You might not think that you need a prenuptial agreement when getting married. However, if you're bringing assets into the union, it's a good idea to have paperwork in place explaining who owns what and how assets will be distributed in the event of a divorce. While this subject can be difficult to broach during the lead up to a marriage, it's crucial to ensure you and your spouse remain protected financially. Bankrate explains a few of the basics regarding prenuptial agreements.
Prenups are concerned with assets or property owned by either spouse prior to the marriage taking place. This is usually applicable to people who are entering into a second marriage or those who are older when they get married. While you might think it can be easy to delineate who owned what coming into the marriage in event of a divorce, this is rarely the case. The truth is assets often become intermingled, which means it's much harder to separate them when the time comes.
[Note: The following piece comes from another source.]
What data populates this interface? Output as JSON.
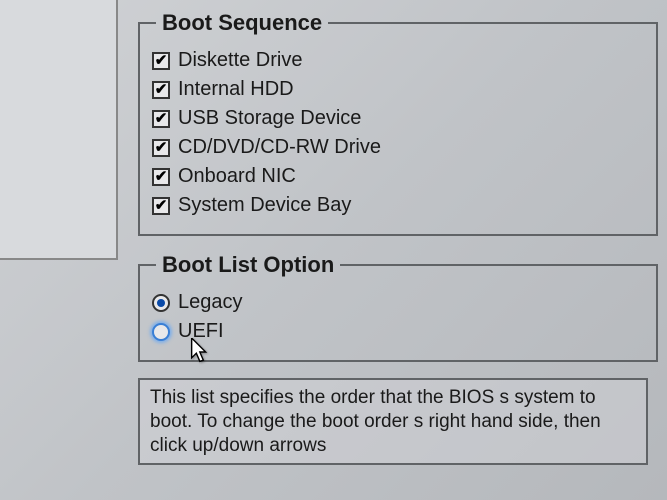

Some couples believe that postnuptial agreements serve the same purpose as prenups, and while this is largely true, postnups are not always honored by the court. In this case, the burden of proof is usually a lot more rigorous, which makes it more difficult to uphold. Even if you opt for a prenup over a postnup, there are steps you can take to make the asset-division process much easier.
For example, you and your spouse can set up separate bank accounts to prevent money from becoming intermeshed. You can also refrain from owning property jointly with your spouse, which can lead to some confusion if you should divorce. Prenups not only make it easier to divide assets when necessary, they also allow you and your soon-to-be spouse to have a frank discussion concernging financial matters before you get married.